His voice cracked slightly, and for a moment, I didn't know what to do. I wasn't built for comfort. I didn't know how to fix pain that wasn't measurable.
"I'll handle it," I said finally.
"How?" he asked, his eyes narrowing. "You can't control the whole world, Soren."
"Watch me."
He let out a hollow laugh. "You really believe that, don't you?"
I stepped closer, my tone sharpening. "If I can't control it, I'll destroy it."
He looked at me then, not scared, but sad. "You sound just like him."
I froze. "Like who?"
"Your father."
The air between us shifted. My chest went cold, my pulse sharp. "Don't compare me to him."
"Then stop acting like him," he said quietly. "Stop trying to fix everything by force. Some things don't need power, Soren. They just need honesty."
Honesty. A word I'd forgotten how to use.
I turned away, walking toward the window. "You think I can walk into a boardroom and fix this with honesty? You think power listens to truth? It doesn't. It listens to fear."
He didn't answer right away. Then, softly, he said, "Then I hope someday you learn what fear costs."
The silence that followed was deep enough to drown in.
He stood, gathering the papers, and walked past me. His shoulder brushed mine, and I caught the faint scent of his cologne, warm, subtle, familiar in a way that shouldn't have been.
When he reached the door, he stopped. "I'm going to see my mom tonight."
"Fine," I said, though something about it made my chest tighten.
"She doesn't know," he added quietly. "About all of this. I want to keep it that way."
"That's your choice."
He nodded once and left.
The door closed, leaving me alone again with the echo of his words.
You sound just like him.
I sank into the chair and stared at the city outside.
The truth was, he wasn't wrong.
I'd spent so long fighting not to be my father that I'd become everything he taught me to be anyway, cold, distant, untouchable.
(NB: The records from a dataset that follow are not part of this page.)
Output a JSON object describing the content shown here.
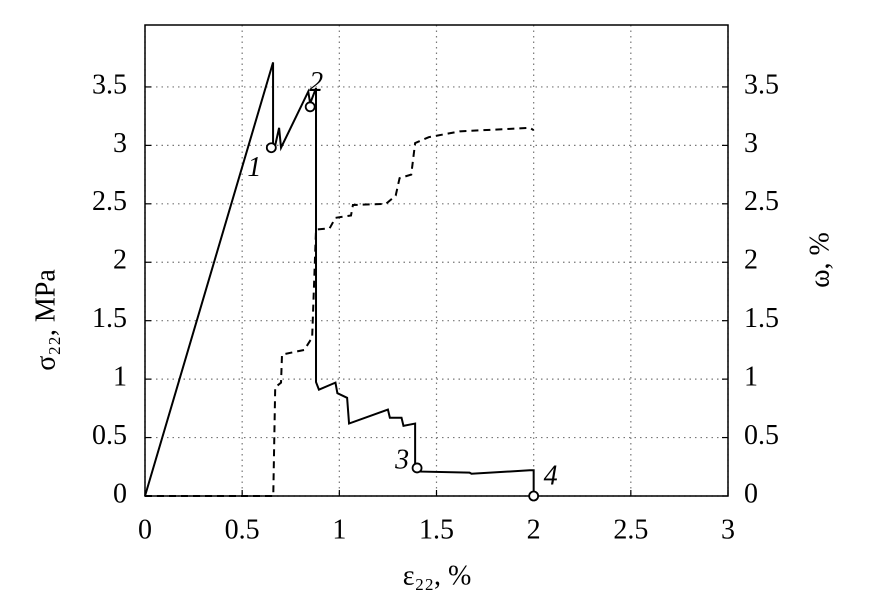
{
  "chart_data": {
    "type": "line",
    "x_label": "ε₂₂, %",
    "y_label": "σ₂₂, MPa",
    "y2_label": "ω, %",
    "xlim": [
      0,
      3
    ],
    "xticks": [
      0,
      0.5,
      1,
      1.5,
      2,
      2.5,
      3
    ],
    "ylim": [
      0,
      4.03
    ],
    "yticks": [
      0,
      0.5,
      1,
      1.5,
      2,
      2.5,
      3,
      3.5
    ],
    "y2lim": [
      0,
      4.03
    ],
    "y2ticks": [
      0,
      0.5,
      1,
      1.5,
      2,
      2.5,
      3,
      3.5
    ],
    "grid": true,
    "series": [
      {
        "color": "#000000",
        "dashed": false,
        "x": [
          0,
          0.659,
          0.659,
          0.67,
          0.69,
          0.7,
          0.84,
          0.85,
          0.88,
          0.88,
          0.895,
          0.98,
          0.99,
          1.04,
          1.05,
          1.25,
          1.26,
          1.32,
          1.33,
          1.39,
          1.39,
          1.67,
          1.68,
          1.98,
          2.0,
          2.0
        ],
        "values": [
          0,
          3.71,
          3.0,
          3.0,
          3.15,
          2.98,
          3.46,
          3.36,
          3.49,
          0.975,
          0.91,
          0.97,
          0.88,
          0.84,
          0.62,
          0.74,
          0.67,
          0.67,
          0.6,
          0.62,
          0.21,
          0.2,
          0.19,
          0.22,
          0.22,
          0
        ]
      },
      {
        "color": "#000000",
        "dashed": true,
        "axis": "y2",
        "x": [
          0,
          0.66,
          0.67,
          0.7,
          0.705,
          0.82,
          0.85,
          0.86,
          0.88,
          0.95,
          0.98,
          1.06,
          1.07,
          1.24,
          1.29,
          1.31,
          1.37,
          1.39,
          1.46,
          1.62,
          1.98,
          2.0
        ],
        "values": [
          0,
          0,
          0.93,
          0.97,
          1.21,
          1.25,
          1.33,
          1.35,
          2.28,
          2.29,
          2.38,
          2.4,
          2.49,
          2.5,
          2.57,
          2.72,
          2.75,
          3.02,
          3.07,
          3.12,
          3.15,
          3.13
        ]
      }
    ],
    "annotations": [
      {
        "text": "1",
        "x": 0.65,
        "y": 2.98
      },
      {
        "text": "2",
        "x": 0.85,
        "y": 3.33
      },
      {
        "text": "3",
        "x": 1.4,
        "y": 0.24
      },
      {
        "text": "4",
        "x": 2.0,
        "y": 0
      }
    ]
  }
}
And yet Adrian, with his stubborn heart and sharp tongue, had managed to chip away at that armor in just days.
It was infuriating. It was dangerous.
Because if he could make me feel, he could destroy me.
Hours passed. The sky darkened. I was still at my desk when the phone rang.
Unknown number.
I answered. "Knight."
There was a pause, then a voice I didn't recognize said, "You should tell your husband to be careful."
I sat up straight. "Who is this?"
The voice laughed, a low, distorted sound. "He doesn't belong in your world, Soren. Someone's going to remind him of that soon."
The line went dead.
For a second, I just sat there, frozen. Then I called Nathan.
He picked up after two rings. "What now?"
"Find out who just called me," I ordered. "Trace it. I want names."
"What did they say?"
"They mentioned Adrian."
There was a pause on his end. "You think it's Celeste?"
"Or my father," I said darkly. "Either way, if they touch him....."
Nathan cut me off. "You're starting to sound personal, Knight. Don't tell me the boy's gotten under your skin."
I didn't answer.
He chuckled. "Careful. Attachments are dangerous in your line of work."
When I hung up, my pulse was still racing.
I walked to the window again, staring out at the city. Somewhere out there, Adrian was alone. Vulnerable. And if that call meant what I thought it did... someone was already moving against him.
I grabbed my jacket and headed for the door.
Because whether I wanted to admit it or not....
He wasn't just a mistake anymore. He was mine.